In 1972, Marsha’s particular Washington D.C. suburban neighborhood was “Leave It to Beaver” country, as she recalls. When Boyd is murdered and molested, the innocence of the time is broken. That innocence has its own faults and frailties, and the bubble would have burst soon anyway, but the murder hastens it.

In Marsha’s perfect block, an anomaly has occurred. Mr. Green, an unattractive middle-aged bachelor has moved in next door, and Marsha takes an almost instant dislike to him. By then, her father has been gone for a couple of weeks. Shortly afterwards, Boyd is murdered. Lois, Marsha’s mother, is grappling with her own abandonment issues and whatever fault she carries for the death of her marriage. She has no solace to give her strange younger daughter. The twins are effete snobs. This mixture is added to the cauldron and brought to a boil.

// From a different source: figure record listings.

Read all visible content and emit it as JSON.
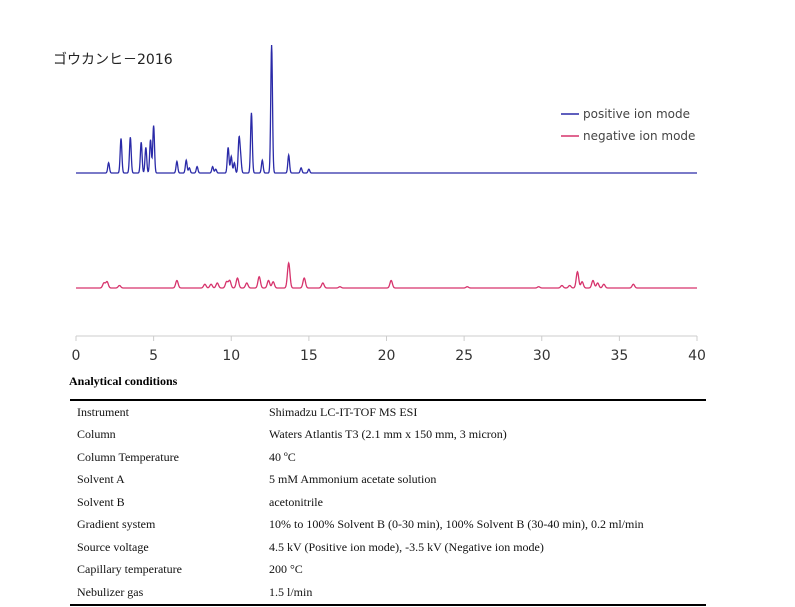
{
  "chart_data": {
    "type": "line",
    "title": "ゴウカンヒ－2016",
    "xlim": [
      0,
      40
    ],
    "x_ticks": [
      "0",
      "5",
      "10",
      "15",
      "20",
      "25",
      "30",
      "35",
      "40"
    ],
    "x_tick_values": [
      0,
      5,
      10,
      15,
      20,
      25,
      30,
      35,
      40
    ],
    "legend_position": "top-right",
    "series": [
      {
        "name": "positive ion mode",
        "color": "#2a2aa8",
        "peaks": [
          [
            2.1,
            0.08
          ],
          [
            2.9,
            0.27
          ],
          [
            3.5,
            0.28
          ],
          [
            4.2,
            0.24
          ],
          [
            4.5,
            0.2
          ],
          [
            4.8,
            0.26
          ],
          [
            5.0,
            0.37
          ],
          [
            6.5,
            0.09
          ],
          [
            7.1,
            0.1
          ],
          [
            7.3,
            0.04
          ],
          [
            7.8,
            0.05
          ],
          [
            8.8,
            0.05
          ],
          [
            9.0,
            0.03
          ],
          [
            9.8,
            0.2
          ],
          [
            10.0,
            0.13
          ],
          [
            10.2,
            0.08
          ],
          [
            10.5,
            0.26
          ],
          [
            10.6,
            0.12
          ],
          [
            11.3,
            0.47
          ],
          [
            12.0,
            0.1
          ],
          [
            12.6,
            1.0
          ],
          [
            13.7,
            0.14
          ],
          [
            14.5,
            0.04
          ],
          [
            15.0,
            0.03
          ]
        ]
      },
      {
        "name": "negative ion mode",
        "color": "#d6336c",
        "peaks": [
          [
            1.8,
            0.04
          ],
          [
            2.0,
            0.05
          ],
          [
            2.8,
            0.02
          ],
          [
            6.5,
            0.06
          ],
          [
            8.3,
            0.03
          ],
          [
            8.7,
            0.03
          ],
          [
            9.1,
            0.04
          ],
          [
            9.7,
            0.05
          ],
          [
            9.9,
            0.06
          ],
          [
            10.4,
            0.08
          ],
          [
            11.0,
            0.04
          ],
          [
            11.8,
            0.09
          ],
          [
            12.4,
            0.06
          ],
          [
            12.7,
            0.05
          ],
          [
            13.7,
            0.2
          ],
          [
            14.7,
            0.08
          ],
          [
            15.9,
            0.04
          ],
          [
            17.0,
            0.01
          ],
          [
            20.3,
            0.06
          ],
          [
            25.2,
            0.01
          ],
          [
            29.8,
            0.01
          ],
          [
            31.3,
            0.02
          ],
          [
            31.8,
            0.02
          ],
          [
            32.3,
            0.13
          ],
          [
            32.6,
            0.05
          ],
          [
            33.3,
            0.06
          ],
          [
            33.6,
            0.04
          ],
          [
            34.0,
            0.03
          ],
          [
            35.9,
            0.03
          ]
        ]
      }
    ]
  },
  "conditions": {
    "heading": "Analytical conditions",
    "rows": [
      {
        "key": "Instrument",
        "value": "Shimadzu LC-IT-TOF MS ESI"
      },
      {
        "key": "Column",
        "value": "Waters Atlantis T3 (2.1 mm x 150 mm, 3 micron)"
      },
      {
        "key": "Column Temperature",
        "value": "40 ºC"
      },
      {
        "key": "Solvent A",
        "value": "5 mM Ammonium acetate solution"
      },
      {
        "key": "Solvent B",
        "value": "acetonitrile"
      },
      {
        "key": "Gradient system",
        "value": "10% to 100% Solvent B (0-30 min), 100% Solvent B (30-40 min), 0.2 ml/min"
      },
      {
        "key": "Source voltage",
        "value": "4.5 kV (Positive ion mode), -3.5 kV (Negative ion mode)"
      },
      {
        "key": "Capillary temperature",
        "value": "200 °C"
      },
      {
        "key": "Nebulizer gas",
        "value": "1.5 l/min"
      }
    ]
  }
}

This is Marsha describing her father:

He was a mostly mild man with a weakness for passion, a suburban father burdened with the heart of a Russian hero without any sort of balancing grand intellect or ironic world view.

and again,

He loved thick socks and the melancholy light of evenings in late summer. He loved to mow the grass because he said that mowing released the lawn’s tender smell.


“Crime” must be redefined by the end of the book. It bears similarities to “To Kill a Mockingbird,” with its young main character, but it’s like a photographic negative of that work. It’s the end of childhood for Scout as it is for Marsha. For each there is a moral to be learned, but it’s not the same one.